04-04-2011 07:05 AM
My application allows the user to move the cursor a long a two-dimensional color plot. Updating in response to the cursor, it generates two other graphs, each one dimensional. A fairly compute intensive operation.
So I have a problem: on slower machines, the process lags considerably and the graphs may continue updating for several seconds after the user has finished moving the cursor. To help with this, I pulled out the building of graphs into a separate loop, with a Notifier linking the main event loop to the graph building loop. This helps: if things get too far behind, the Notifier remembers only the most recent notification, and the graph building loop acts only on that.
Well, that fixed it mostly. But I still get four or five graph updates after I stop dragging the cursor. Since the information couldn't possibly be stored in the notifier, it must be getting stored in the event queue. Which says that the event loop is not steadily getting priority over the graph building loop.
The documentation says that you can set the relative priorities of loops by putting longer and shorter Wait operations in them. But what about an event loop?
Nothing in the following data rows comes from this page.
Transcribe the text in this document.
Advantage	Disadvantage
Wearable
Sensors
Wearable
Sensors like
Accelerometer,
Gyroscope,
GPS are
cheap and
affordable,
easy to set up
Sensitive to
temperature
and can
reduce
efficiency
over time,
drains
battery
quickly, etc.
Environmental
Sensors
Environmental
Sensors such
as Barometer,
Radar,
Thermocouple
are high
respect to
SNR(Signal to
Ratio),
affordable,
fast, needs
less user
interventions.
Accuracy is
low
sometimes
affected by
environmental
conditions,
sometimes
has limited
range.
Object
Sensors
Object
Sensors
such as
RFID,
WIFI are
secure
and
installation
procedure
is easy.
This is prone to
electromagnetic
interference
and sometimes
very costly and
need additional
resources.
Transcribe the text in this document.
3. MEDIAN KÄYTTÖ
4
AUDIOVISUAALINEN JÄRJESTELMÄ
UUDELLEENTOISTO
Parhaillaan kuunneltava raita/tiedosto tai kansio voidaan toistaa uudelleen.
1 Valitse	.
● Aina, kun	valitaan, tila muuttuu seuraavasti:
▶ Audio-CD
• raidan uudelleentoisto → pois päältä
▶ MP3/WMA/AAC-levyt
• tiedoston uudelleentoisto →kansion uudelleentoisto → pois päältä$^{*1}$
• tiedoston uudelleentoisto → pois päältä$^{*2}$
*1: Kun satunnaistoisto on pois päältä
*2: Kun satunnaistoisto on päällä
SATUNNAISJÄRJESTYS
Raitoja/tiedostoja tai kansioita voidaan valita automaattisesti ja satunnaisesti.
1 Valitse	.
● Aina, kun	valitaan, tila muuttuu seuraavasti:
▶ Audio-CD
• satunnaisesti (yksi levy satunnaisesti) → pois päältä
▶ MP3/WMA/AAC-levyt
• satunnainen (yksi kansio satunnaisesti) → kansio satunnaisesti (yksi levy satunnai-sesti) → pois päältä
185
It has no Wait operation, it is timed by the Event structure itself.
04-04-2011 08:43 AM
One idea.
Place the event handeler in a subvi with the execution priority set to "subroutine" This tells the OS to process any threads from this vi with much higher priority and may solve your lagging issues
04-04-2011 08:55 AM
Event structures with slide controls often cause problems because they generate hundreds of events which all get queued up. It sounds as though dragging a cursor may be doing the same thing. Even with your "last notification filter" reducing the number of updates, the event structure will still go through every one of the events. Search for slide control events to see how others have handled this issue.
Lynn
04-04-2011 09:00 AM
If I remember correctly, the trick was to use dynamically registered events. Once the first is fired, unregister for it while you react to it. The complete code of course went even trickier, so as Lynn suggested, try to dig that thread on the forum (searching for 'dynamically registration of events' might help).
Felix
04-04-2011 09:01 AM
... and stategic use of the timestamp of the event compbined with the time out event can be used to determine "Are we done yet?"